Lesson: Become great at what you do by practicing; investing in your development with classes, coaches, even developing others; practicing; challenging your strengths; practicing; listening to good advisers; and practicing.
Diversify your income streams
Whitney Houston has earned more awards than any female singer has ever received. She sold over 200 million records and albums internationally, an extraordinary achievement especially for an African-American artist. That said, singing was not her only talent and was not the only way she earned income. Unlike what has been commonly reported, she co-wrote and published some of her music under her publishing company Nippy Music Inc (later WhitNip Publishing, Inc). Songs published under this name include Count On Me, Something in Common, Queen of the Night, Like I Never Left You, and others. As these songs have sold during the years, they have earned residual income for her (and now her estate).

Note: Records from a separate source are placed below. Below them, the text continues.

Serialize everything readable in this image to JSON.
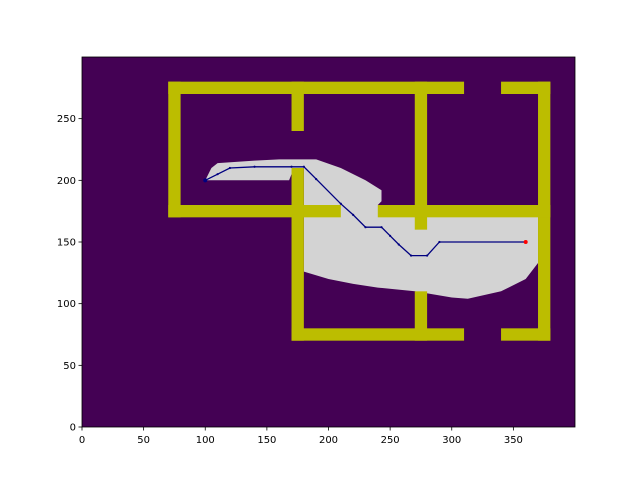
{
  "chart_data": {
    "type": "heatmap",
    "title": "",
    "xlabel": "",
    "ylabel": "",
    "xlim": [
      0,
      400
    ],
    "ylim": [
      0,
      300
    ],
    "xticks": [
      0,
      50,
      100,
      150,
      200,
      250,
      300,
      350
    ],
    "yticks": [
      0,
      50,
      100,
      150,
      200,
      250
    ],
    "grid": false,
    "colors": {
      "background": "#440154",
      "wall": "#bcbd00",
      "explored": "#d3d3d3",
      "path": "#000080",
      "start": "#000080",
      "goal": "#ff0000"
    },
    "walls": [
      {
        "x": [
          70,
          310
        ],
        "y": [
          270,
          280
        ]
      },
      {
        "x": [
          340,
          380
        ],
        "y": [
          270,
          280
        ]
      },
      {
        "x": [
          70,
          80
        ],
        "y": [
          170,
          280
        ]
      },
      {
        "x": [
          170,
          180
        ],
        "y": [
          240,
          280
        ]
      },
      {
        "x": [
          270,
          280
        ],
        "y": [
          160,
          280
        ]
      },
      {
        "x": [
          370,
          380
        ],
        "y": [
          70,
          280
        ]
      },
      {
        "x": [
          70,
          210
        ],
        "y": [
          170,
          180
        ]
      },
      {
        "x": [
          240,
          380
        ],
        "y": [
          170,
          180
        ]
      },
      {
        "x": [
          170,
          180
        ],
        "y": [
          70,
          210
        ]
      },
      {
        "x": [
          270,
          280
        ],
        "y": [
          70,
          110
        ]
      },
      {
        "x": [
          170,
          310
        ],
        "y": [
          70,
          80
        ]
      },
      {
        "x": [
          340,
          380
        ],
        "y": [
          70,
          80
        ]
      }
    ],
    "explored_region": [
      [
        100,
        200
      ],
      [
        105,
        210
      ],
      [
        110,
        214
      ],
      [
        140,
        216
      ],
      [
        160,
        217
      ],
      [
        190,
        217
      ],
      [
        210,
        210
      ],
      [
        230,
        200
      ],
      [
        243,
        192
      ],
      [
        243,
        183
      ],
      [
        240,
        180
      ],
      [
        270,
        180
      ],
      [
        280,
        180
      ],
      [
        370,
        180
      ],
      [
        370,
        133
      ],
      [
        360,
        120
      ],
      [
        340,
        110
      ],
      [
        313,
        104
      ],
      [
        300,
        105
      ],
      [
        270,
        110
      ],
      [
        240,
        113
      ],
      [
        220,
        116
      ],
      [
        200,
        120
      ],
      [
        180,
        126
      ],
      [
        180,
        210
      ],
      [
        170,
        205
      ],
      [
        168,
        200
      ],
      [
        100,
        200
      ]
    ],
    "path": [
      [
        100,
        200
      ],
      [
        110,
        205
      ],
      [
        120,
        210
      ],
      [
        140,
        211
      ],
      [
        170,
        211
      ],
      [
        180,
        211
      ],
      [
        190,
        201
      ],
      [
        210,
        181
      ],
      [
        220,
        172
      ],
      [
        230,
        162
      ],
      [
        243,
        162
      ],
      [
        250,
        155
      ],
      [
        257,
        148
      ],
      [
        267,
        139
      ],
      [
        280,
        139
      ],
      [
        290,
        150
      ],
      [
        360,
        150
      ]
    ],
    "start": [
      100,
      200
    ],
    "goal": [
      360,
      150
    ]
  }
}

So many are aware of her transition into acting. Her movies The Bodyguard, Waiting to Exhale and The Preacher’s Wife earned combined box office revenues of $540.5 million worldwide. Some of the success, I believe, was because she used her voice in two of these movies (The Preacher’s Wife soundtrack is still the best-selling gospel album ever made). What is not as widely acknowledged was the role she took on as a movie producer by delivering movies she thought would be good for little girls to see. In addition to her version of Cinderella, the Cheetah Girl and Princess Diaries franchises (all associated with Disney) were co-produced or executive produced by her company Brownhouse Productions, usually in association with Debra Martin Chase. The Princess Diaries alone earned over $300 million in box office revenue worldwide. She recently picked up the producer and actress bug for a remake of the ’70s classic Sparkle which wrapped around Thanksgiving 2011 and is scheduled for release in August 2012.

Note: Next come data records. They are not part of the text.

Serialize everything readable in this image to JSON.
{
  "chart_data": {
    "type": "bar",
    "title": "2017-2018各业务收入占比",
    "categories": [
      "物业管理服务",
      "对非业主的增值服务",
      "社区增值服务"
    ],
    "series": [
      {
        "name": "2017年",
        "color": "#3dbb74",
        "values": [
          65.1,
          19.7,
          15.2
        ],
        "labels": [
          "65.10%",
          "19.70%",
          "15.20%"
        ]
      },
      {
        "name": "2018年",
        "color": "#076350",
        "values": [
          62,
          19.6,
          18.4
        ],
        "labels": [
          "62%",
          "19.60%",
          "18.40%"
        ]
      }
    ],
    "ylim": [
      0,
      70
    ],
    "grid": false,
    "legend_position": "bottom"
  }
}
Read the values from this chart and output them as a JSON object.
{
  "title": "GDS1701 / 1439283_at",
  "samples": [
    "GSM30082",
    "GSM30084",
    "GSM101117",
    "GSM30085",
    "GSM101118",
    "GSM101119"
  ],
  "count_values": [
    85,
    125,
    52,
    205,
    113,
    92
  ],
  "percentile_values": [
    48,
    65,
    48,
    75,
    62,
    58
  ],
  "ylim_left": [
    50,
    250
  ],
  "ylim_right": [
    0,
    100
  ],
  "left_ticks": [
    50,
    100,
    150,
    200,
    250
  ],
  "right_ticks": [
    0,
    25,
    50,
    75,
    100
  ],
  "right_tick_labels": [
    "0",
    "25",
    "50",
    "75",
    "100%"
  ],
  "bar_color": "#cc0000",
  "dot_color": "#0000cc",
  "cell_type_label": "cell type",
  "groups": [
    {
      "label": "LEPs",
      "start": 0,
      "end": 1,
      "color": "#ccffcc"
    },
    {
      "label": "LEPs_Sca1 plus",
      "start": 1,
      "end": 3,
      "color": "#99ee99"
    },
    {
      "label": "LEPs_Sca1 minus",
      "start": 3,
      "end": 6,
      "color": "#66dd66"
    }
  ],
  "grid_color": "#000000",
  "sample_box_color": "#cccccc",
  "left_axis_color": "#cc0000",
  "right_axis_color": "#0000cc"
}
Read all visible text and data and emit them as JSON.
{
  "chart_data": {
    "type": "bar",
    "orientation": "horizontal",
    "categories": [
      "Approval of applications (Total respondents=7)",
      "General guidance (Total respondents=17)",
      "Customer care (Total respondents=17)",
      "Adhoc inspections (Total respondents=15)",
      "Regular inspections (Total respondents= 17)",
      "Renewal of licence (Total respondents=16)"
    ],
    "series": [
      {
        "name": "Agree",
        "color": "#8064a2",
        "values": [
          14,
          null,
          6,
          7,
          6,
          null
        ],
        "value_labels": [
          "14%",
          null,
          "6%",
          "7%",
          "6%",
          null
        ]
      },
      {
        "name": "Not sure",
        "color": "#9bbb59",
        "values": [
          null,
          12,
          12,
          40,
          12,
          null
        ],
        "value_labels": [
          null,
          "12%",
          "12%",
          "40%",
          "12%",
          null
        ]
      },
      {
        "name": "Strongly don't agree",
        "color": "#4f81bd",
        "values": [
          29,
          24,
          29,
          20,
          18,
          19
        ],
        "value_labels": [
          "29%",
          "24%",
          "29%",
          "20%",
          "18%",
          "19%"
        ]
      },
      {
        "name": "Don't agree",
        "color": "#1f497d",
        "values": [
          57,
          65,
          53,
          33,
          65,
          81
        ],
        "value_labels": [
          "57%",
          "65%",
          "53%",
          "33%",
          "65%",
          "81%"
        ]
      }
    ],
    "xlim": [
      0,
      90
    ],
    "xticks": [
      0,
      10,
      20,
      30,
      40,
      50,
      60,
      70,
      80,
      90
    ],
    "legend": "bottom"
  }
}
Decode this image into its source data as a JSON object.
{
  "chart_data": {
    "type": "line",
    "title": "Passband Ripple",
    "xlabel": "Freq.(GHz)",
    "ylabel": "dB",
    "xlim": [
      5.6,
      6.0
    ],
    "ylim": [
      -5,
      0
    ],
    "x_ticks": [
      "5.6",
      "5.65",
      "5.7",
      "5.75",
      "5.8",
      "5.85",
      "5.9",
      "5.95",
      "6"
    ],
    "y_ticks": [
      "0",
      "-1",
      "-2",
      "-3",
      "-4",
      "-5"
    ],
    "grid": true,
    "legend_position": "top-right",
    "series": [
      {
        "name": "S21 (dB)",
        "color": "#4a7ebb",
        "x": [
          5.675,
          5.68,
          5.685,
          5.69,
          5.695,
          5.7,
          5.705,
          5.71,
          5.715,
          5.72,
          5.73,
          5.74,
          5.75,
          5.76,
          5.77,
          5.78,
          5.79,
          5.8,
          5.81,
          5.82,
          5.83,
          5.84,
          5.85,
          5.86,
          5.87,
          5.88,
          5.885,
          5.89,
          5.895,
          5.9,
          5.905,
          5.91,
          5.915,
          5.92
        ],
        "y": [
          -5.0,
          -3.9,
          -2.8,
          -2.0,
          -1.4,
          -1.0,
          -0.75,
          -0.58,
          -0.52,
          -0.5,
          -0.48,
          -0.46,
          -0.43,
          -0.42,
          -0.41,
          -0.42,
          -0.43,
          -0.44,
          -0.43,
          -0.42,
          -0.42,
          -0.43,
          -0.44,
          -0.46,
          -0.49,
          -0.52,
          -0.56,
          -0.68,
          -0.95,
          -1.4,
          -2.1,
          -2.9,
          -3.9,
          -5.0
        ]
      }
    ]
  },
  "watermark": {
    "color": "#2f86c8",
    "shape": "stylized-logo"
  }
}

Lesson: Fill in service gaps you believe exist in your market. Open your business portfolio to include more areas of your value chain or other products/services complementary to your strongest talent. Look for ways to incur residual income such as licensing your work to others.
Do what works for you
When Ms. Houston began tipping over to superstar status, she began losing fans in the R&B market… she was even booed at the Soul Train Awards in 1989. Many accused her of not sounding soulful enough on her records. In the December 1990 issue of Essence magazine, she acknowledged making a business decision to pursue a mainstream pop sound, a sound she felt would provide longevity to her career. Her name and her history-making music will stand the test of time because she didn’t bow to pressure from others.
Lesson: Decide on a path to share your talent and stay true to your decision. There will be naysayers especially when you go against the grain and do the unexpected, but if you twist and turn with what everyone else says about what your work should look like, your work will lose the essence of what works best for it – you.
Early in her career, Whitney gave a voice to the anti-apartheid movement in South Africa. She later set up the Whitney Houston Foundation for Children to give and raise funds for children all over the world. She helped raise money for St. Jude’s Children’s Hospital, United Negro College Fund, Red Cross and many others throughout her career. Her contribution of singing helped to raise $300,000 for the Children’s Defense Fund in one night. I believe her contributions to charity helped her career last as long as it did.
Lesson: A basic tenet for successful entrepreneurs has been to give. Share your time, talent and/or money with organizations who work on behalf of others. There are so many benefits of doing this – in the end, it helps us all have a better world than we would without your contributions.
Whitney Houston is a testament of how someone can become the best in the world at owning her talent and serves as a reminder to those watching that she was still human. The most gifted people can go through the greatest personal struggles especially when they have been given superhuman status. At the end of the day, if we don’t take care of our bodies, we will not be able to share our talents with the world for very long.